Ojo, 37, played 301 times for the Exiles between 2005 and 2019, crossing the whitewash 80 times in a career laden with highlights that included scoring in their 2008 Heineken Cup semi-final defeat to Toulouse, reaching the European Challenge Cup and Premiership finals of 2006 and 2009 with the club respectively and winning the 2016/17 and 2018/19 Championship titles.
Since retiring in 2019 he has worked closely in the club as an ambassador for London Irish, but was in a similar situation to many of the staff in the club in feeling that he was not given the full story of just how much trouble the club was in as they tried to get an investment deal over the line.
He said: “It did have a lot of similarities to Worcester and Wasps in terms of the final days. There were a lot of false promises and very little if any communication to the players and staff despite statements claiming otherwise.

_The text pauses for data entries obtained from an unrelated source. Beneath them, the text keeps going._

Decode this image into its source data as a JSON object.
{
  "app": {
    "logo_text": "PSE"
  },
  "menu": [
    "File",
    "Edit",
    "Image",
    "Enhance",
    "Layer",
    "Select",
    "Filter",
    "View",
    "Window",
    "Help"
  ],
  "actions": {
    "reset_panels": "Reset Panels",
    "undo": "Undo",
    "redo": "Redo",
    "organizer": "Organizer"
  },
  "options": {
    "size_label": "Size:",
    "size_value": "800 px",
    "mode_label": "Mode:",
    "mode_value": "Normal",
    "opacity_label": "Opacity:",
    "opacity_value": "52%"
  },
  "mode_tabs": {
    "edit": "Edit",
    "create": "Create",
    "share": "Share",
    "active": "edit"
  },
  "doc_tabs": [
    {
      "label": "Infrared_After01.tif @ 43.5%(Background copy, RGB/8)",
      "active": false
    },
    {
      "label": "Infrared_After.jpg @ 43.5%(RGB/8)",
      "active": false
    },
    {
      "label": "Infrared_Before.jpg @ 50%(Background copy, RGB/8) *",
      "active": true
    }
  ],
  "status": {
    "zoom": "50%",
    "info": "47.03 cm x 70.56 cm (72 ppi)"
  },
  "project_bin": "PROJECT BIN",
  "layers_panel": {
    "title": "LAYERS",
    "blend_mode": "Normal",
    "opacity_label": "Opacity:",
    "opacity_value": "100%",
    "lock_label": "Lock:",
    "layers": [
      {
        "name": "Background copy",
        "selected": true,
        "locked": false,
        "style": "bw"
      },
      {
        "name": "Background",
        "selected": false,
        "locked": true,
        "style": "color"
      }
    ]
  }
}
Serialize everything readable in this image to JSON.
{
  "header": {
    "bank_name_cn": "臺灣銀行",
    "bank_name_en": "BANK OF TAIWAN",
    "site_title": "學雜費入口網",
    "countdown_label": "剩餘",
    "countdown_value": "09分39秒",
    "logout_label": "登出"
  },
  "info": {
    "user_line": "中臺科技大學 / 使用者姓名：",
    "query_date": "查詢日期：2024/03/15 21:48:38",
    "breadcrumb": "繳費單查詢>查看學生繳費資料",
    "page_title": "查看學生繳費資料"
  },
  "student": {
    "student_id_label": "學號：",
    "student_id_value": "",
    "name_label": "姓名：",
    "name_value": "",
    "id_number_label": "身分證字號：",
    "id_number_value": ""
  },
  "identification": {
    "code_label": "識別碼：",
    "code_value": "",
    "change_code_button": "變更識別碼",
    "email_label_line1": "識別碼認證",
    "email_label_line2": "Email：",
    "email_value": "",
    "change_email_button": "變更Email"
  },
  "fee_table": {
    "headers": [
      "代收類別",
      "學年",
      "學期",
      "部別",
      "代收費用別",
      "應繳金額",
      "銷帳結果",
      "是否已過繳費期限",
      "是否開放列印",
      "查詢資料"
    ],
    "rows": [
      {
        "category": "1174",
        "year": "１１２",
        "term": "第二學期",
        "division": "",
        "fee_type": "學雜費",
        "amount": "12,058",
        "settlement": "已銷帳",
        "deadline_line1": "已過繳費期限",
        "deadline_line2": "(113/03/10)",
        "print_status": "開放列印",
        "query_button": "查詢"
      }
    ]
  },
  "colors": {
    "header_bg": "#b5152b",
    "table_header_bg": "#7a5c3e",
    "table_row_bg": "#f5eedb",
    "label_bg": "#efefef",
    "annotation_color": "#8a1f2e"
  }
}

“Everybody was in the same boat, I was being asked if I knew anything and I knew absolutely nothing. We were just waiting for news and a lot of the time stories would appear in the press before staff knew about them, which really goes to show you how things declined.
“It was a long saga that started in October last year and has reached a sorry conclusion. I don’t know these deals operate, but my gut absolutely tells me it could have been done.”
Speaking on The Rugby Paper Podcast, one of the key factors raised was the deadline set by the RFU at the end of May to get a deal done before suspension of the Premiership was confirmed.
Ojo feels that as long as the club had paid their staff they should have been given more time to get a deal over the line, whether with the American consortium that had been set to buy it or a different investor.
“I don’t know why that deadline was put in,” he continued. “If you’re trying to do everything you can to help a club out Irish could easily have been given until the end of this month. The fixtures aren’t actually due to be organised until mid July so I think they should have said: ‘If you can get the staff paid in full, you’ve got till the end of June.’
“That would’ve been another three and a half weeks. I don’t know how the deals work but if you set the American consortium a three-day limit, and went to try and sell it elsewhere if they didn’t get the deal over the line, then at least you’re doing everything you can.
“That initial window came about out of nowhere, I don’t really know the reasoning for it and I’ve not heard any reasoning to justify why that deadline was set. I understand wanting to know the plan but there was enough time to keep trying.
“If you need to, you can do things very very quickly and I think Irish definitely could have been given till the end of June to make this happen.”
It is this that has partly made it all the more difficult for players, staff and fans to take the news, in Ojo’s opinion.
With the club having had a superb season where they narrowly missed out on the top four and reached another Premiership Cup final, he is also confident that so long as the players and staff had received their salaries for May, they would have worked through June if there had been a chance to keep the club alive.
“In the middle part of last week when we were trying to wrap our heads around this, that was one of the things that was talked about a lot. More time could have been given, absolutely.
“Whether something would have come out of it, you don’t know. But if they’d paid the players and staff and bought ourselves three and a half weeks would most of them have gone for that? I’d say yes, because of what they’ve invested into the club, particularly in the last twelve months.
“In terms of the finish they had: on the verge of the play-offs, Premiership Cup final again and back in the Champions Cup at a higher seeding, it’s been the best season they’ve had in a long time.
“So there was a huge drive to kick on and see what they could do in the coming years so in the spirit of ‘Let’s do everything we can,’ why wouldn’t you?”